Informing Robust Functional Relationship Benchmarks: An Evaluation of the Temperature Sensitivity of Ecosystem Respiration Across the Arctic-Boreal Region

During land model development, simulated carbon dynamics are often benchmarked against observational data sets to evaluate model performance. Functional relationship benchmarks are the relationship between a driving variable (e.g., temperature) and a response variable (e.g., ecosystem respiration) and are a promising tool for assessing model performance by evaluating modeled sensitivities to changing environmental conditions. However, observed functional relationships can be influenced by choices made during data collection and throughout the benchmarking process, impacting the inferred skill of land models. To avoid misrepresenting a model's true performance, it is necessary to systematically evaluate best practices when constructing functional relationship benchmarks. We developed a set of guidelines for constructing functional relationship benchmarks, considering the choice of data set, number of daily observations, temporal extent, and temporal resolution across Alaska and Canada over a 20-year period from 2001 to 2020. The temperature sensitivity of ecosystem respiration from observations, evaluated through an apparent Q₁₀, is highly variable both spatially and as a result of the data processing approach applied in the benchmark formation.
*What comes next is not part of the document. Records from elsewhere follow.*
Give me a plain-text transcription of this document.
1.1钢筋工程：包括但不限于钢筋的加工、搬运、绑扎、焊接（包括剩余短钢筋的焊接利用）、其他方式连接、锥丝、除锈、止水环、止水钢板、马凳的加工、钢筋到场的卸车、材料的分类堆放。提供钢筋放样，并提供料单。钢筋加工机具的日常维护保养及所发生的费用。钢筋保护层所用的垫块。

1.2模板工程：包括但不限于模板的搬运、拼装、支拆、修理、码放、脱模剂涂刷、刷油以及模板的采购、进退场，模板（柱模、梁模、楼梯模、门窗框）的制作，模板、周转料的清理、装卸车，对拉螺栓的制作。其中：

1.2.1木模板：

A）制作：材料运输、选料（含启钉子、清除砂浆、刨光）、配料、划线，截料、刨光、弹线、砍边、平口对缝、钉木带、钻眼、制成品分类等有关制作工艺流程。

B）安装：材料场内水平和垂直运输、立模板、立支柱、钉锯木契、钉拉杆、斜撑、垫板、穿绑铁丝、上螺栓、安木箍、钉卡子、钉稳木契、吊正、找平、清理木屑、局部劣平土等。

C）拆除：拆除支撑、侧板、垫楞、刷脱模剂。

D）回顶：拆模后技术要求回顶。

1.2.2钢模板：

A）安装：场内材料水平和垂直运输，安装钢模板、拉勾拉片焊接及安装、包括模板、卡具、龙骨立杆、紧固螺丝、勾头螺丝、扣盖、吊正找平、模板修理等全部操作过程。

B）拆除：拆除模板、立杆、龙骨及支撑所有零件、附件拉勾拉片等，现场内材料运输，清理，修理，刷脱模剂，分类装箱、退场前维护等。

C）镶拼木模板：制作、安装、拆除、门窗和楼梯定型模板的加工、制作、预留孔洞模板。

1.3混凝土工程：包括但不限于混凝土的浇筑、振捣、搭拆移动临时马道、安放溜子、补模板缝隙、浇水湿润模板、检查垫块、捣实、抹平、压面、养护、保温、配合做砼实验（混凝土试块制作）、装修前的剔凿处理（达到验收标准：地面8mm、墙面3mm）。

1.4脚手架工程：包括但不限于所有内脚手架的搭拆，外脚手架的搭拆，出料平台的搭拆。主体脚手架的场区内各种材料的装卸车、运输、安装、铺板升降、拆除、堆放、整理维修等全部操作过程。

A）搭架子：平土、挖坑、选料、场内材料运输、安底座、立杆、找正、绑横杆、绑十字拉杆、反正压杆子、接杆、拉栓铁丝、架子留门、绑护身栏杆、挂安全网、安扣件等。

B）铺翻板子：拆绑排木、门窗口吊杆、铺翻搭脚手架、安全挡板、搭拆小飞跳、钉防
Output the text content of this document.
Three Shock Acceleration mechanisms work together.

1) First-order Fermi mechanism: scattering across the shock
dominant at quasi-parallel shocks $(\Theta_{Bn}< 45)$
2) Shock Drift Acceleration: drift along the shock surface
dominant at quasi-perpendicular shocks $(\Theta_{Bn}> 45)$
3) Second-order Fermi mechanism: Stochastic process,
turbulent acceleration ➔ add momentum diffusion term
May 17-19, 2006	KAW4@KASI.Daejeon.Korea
When benchmarking 13 models from the Warming Permafrost Model Intercomparison Project (WrPMIP), the range in inferred model skill is substantially impacted by the choices applied in constructing functional relationship benchmarks. The inferred performance of a given model is most sensitive to the number of daily observations and temporal extent, followed by choice of benchmark data set and temporal averaging. Results from this analysis can guide the development of consistent and robust functional relationships for future model evaluation studies.